|Symphyotrichum oblongifolium 'October Skies'.|
In all likelihood, we probably did have some nice summer days, but they are crowded out by the memory of one hot, dry day after the next through most of July and August.
Now that it is October, the mornings are cool and the afternoons are warm, but not hot. The sun is shining and the sky is as blue as the aptly named aster, 'October Skies' (Symphyotrichum oblongifolium 'October Skies'.)
There are many signs, though, that this is October, not summer. The most obvious sign is the shortened days. Until we "fall back" an hour for the seasonal time change, it is dark in the mornings until well past 7:00 am. It also gets dark earlier each evening.

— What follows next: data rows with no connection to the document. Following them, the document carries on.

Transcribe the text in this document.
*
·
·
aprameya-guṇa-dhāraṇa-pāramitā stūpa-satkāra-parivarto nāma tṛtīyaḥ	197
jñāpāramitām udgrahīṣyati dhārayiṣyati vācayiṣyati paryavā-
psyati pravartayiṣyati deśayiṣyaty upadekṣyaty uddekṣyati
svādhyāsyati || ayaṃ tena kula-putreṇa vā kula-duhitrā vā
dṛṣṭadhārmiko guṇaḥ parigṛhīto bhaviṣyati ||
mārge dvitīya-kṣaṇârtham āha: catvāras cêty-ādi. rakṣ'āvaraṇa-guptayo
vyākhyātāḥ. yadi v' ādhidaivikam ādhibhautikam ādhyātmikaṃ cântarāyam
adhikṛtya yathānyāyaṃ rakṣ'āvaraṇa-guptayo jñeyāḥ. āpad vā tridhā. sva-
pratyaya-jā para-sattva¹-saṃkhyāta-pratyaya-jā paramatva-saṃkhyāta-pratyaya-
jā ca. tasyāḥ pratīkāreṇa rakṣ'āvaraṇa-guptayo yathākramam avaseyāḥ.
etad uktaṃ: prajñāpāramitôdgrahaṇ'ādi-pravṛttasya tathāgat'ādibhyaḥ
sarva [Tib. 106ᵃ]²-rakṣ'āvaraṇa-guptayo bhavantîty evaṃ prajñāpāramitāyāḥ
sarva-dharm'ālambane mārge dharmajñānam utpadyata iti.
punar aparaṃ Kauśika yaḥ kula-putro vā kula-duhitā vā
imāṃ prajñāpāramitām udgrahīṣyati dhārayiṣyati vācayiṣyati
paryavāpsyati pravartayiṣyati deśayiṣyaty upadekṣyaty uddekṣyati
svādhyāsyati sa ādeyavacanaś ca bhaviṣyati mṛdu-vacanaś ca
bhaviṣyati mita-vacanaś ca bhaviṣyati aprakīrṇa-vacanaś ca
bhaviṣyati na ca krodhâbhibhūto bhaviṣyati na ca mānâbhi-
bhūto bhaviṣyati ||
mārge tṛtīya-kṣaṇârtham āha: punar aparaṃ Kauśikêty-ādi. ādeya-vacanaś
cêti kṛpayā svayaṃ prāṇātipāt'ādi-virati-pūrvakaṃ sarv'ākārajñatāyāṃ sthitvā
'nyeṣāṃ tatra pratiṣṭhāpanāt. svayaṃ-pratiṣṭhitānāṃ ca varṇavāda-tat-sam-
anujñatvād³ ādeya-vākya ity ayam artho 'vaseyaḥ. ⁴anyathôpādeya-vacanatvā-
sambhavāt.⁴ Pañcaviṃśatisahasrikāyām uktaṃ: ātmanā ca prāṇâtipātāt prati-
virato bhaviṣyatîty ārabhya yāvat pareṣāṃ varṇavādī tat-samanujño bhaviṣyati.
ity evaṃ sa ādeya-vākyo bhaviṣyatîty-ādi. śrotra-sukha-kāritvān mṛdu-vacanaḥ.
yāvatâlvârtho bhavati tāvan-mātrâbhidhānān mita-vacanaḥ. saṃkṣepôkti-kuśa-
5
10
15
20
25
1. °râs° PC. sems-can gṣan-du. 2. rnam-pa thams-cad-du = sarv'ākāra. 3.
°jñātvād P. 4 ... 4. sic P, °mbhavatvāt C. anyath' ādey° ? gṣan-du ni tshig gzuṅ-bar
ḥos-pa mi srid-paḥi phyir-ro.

Outside, the leaves of the honey locust blanket the newly planted ground cover bed around its base.
In this same bed one of the toad-lilies is blooming.
|Tricyrtis 'Imperial Banner'|
Elsewhere in the back, at the edge of Plopper's Field, my passalong asters are all blooming now, too.
I also know that these October summer days will not last forever.
I find myself wanting to admire the days away rather than scurry around the garden preparing for winter like the squirrels are doing now. I'll fight that urge to just sit and be, though hopefully there is time for that, too. I'll mow the lawn, which is growing like summer now. Soon I'll be planting bulbs for spring flowers. Two of four bulb orders have already been delivered; the other two orders are surely on their way.
I'll perhaps add some mulch to the flower beds and plant a hand for Halloween.
These October days have been the best days of summer... even though it is fall now.